Sean brought craft making alive and individual family stories of their crafts. Heirlooms have been passed down through generations that have gifting ceremonial uses and Sean shared delightful insights and amusing backgrounds of the families whom many of these items originally belonged to.
We viewed a formidable collection of Pacific 18th century clubs including from the Marquesas Tonga, a staff club gifted to Sir Robert Muldoon from Tahiti, and spears and fishing nets of the Cook Islands and Kiribas.
A highlight was a finely woven and rare pandanus (cloth) from Samoa, with edging of red Sega (parrot) feathers it was gifted from a prominent Samoan historian. Sega feathers were traded throughout Samoa and today these mats are not of the same quality. The gift can be ceremonial, for love, death, or remorse, and many family stories abound.
A 1915 woven pith helmet from Tuvalu, with feathers woven into a backing of fine net fibers was shown along with a hand stitched Tongan marriage tivaevae (patchwork quilt) interpreting the hibiscus flower from the Cook Islands. Tivaevaes were, and still are, made in groups.
Beautifully made Hawaiian cloaks worn by chiefs that are over 200 years old, with fine feather work woven on to netting was another highlight. We were also shown modern clothing such as the dress “Bambi goes Siva” designed by James Leuli.
The impact of other nationalities, can be seen in the names through intermarriage, and the injection of cultures into the changing Samoan way of life. For example the police force marched to German music.
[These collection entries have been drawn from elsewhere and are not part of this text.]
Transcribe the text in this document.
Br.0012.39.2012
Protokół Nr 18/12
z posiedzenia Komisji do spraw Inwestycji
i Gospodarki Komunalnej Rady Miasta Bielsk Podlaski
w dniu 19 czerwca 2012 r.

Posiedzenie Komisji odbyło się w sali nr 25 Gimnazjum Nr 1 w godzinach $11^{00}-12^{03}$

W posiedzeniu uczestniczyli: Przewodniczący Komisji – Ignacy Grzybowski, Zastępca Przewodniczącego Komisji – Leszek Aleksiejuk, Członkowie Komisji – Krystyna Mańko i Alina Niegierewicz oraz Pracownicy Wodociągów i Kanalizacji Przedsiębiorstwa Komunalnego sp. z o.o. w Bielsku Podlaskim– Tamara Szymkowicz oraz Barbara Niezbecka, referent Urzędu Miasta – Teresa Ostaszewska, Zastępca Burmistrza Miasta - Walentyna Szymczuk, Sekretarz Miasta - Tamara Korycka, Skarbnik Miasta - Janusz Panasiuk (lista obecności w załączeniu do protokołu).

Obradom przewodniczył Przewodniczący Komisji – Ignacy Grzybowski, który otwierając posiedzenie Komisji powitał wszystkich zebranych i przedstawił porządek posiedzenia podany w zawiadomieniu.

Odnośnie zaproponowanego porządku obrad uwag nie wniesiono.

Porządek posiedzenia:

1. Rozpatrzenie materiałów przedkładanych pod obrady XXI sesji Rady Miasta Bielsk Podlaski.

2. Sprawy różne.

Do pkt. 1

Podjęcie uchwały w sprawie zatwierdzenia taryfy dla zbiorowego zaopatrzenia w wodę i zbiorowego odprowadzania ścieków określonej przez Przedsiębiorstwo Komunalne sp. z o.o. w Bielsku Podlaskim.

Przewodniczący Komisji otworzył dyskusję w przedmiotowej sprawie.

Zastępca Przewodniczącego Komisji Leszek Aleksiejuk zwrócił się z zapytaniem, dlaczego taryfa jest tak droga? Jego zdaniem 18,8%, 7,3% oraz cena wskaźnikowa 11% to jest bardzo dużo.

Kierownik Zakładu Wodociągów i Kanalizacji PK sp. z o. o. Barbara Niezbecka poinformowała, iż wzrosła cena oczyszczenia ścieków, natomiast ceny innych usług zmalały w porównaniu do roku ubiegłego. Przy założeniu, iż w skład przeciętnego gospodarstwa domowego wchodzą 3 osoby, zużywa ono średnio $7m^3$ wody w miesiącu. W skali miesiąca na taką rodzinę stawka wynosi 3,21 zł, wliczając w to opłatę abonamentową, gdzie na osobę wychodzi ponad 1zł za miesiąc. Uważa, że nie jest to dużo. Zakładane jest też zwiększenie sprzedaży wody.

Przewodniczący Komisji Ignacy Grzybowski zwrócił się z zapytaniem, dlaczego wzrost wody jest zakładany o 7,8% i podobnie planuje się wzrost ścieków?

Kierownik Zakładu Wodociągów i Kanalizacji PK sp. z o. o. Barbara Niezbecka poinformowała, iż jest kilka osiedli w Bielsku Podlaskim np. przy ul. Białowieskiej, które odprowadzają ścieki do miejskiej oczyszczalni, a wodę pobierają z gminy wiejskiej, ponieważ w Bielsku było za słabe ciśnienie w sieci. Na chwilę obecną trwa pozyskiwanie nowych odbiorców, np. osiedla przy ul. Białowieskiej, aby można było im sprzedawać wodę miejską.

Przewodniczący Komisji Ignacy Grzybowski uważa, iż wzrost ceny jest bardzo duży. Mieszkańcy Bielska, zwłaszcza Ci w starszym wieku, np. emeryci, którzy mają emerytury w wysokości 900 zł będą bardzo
The final joy was to see sherds from the Lapita peoples (circa 3000 BC). Many archaeologists have now traced their influence from migration throughout the Pacific. My thoughts recalled a wonderful week as private guests in 1979 staying with the Chieftain and his extended family in the village of Milne Bay in the Trobriand Islands.
In the evening we talked, learning of the strong oral history passed down through the generations, and family stories, such as local plant medicinal practice the chieftain was famous for using in the region. Stories of sorcery, and although practicing Christians, they told of their practice of ancient beliefs as well. The practice of planting by the moon, the knowledge of the sea currents and stars, were all such an interesting and spiritual experience and insight. These stories were told while preparing and cooking their evening meal in their fine beautiful Missima pots over an open fire.
Their stories of the ancient Lapita people using their remarkable sailing skills as forerunners of trading in the Pacific over the centuries, meant bringing many various Pacific island peoples together forever changing the ethnic complexity of the region. These experiences bring alive for me the legends behind the sherds of the ancient Lapita people.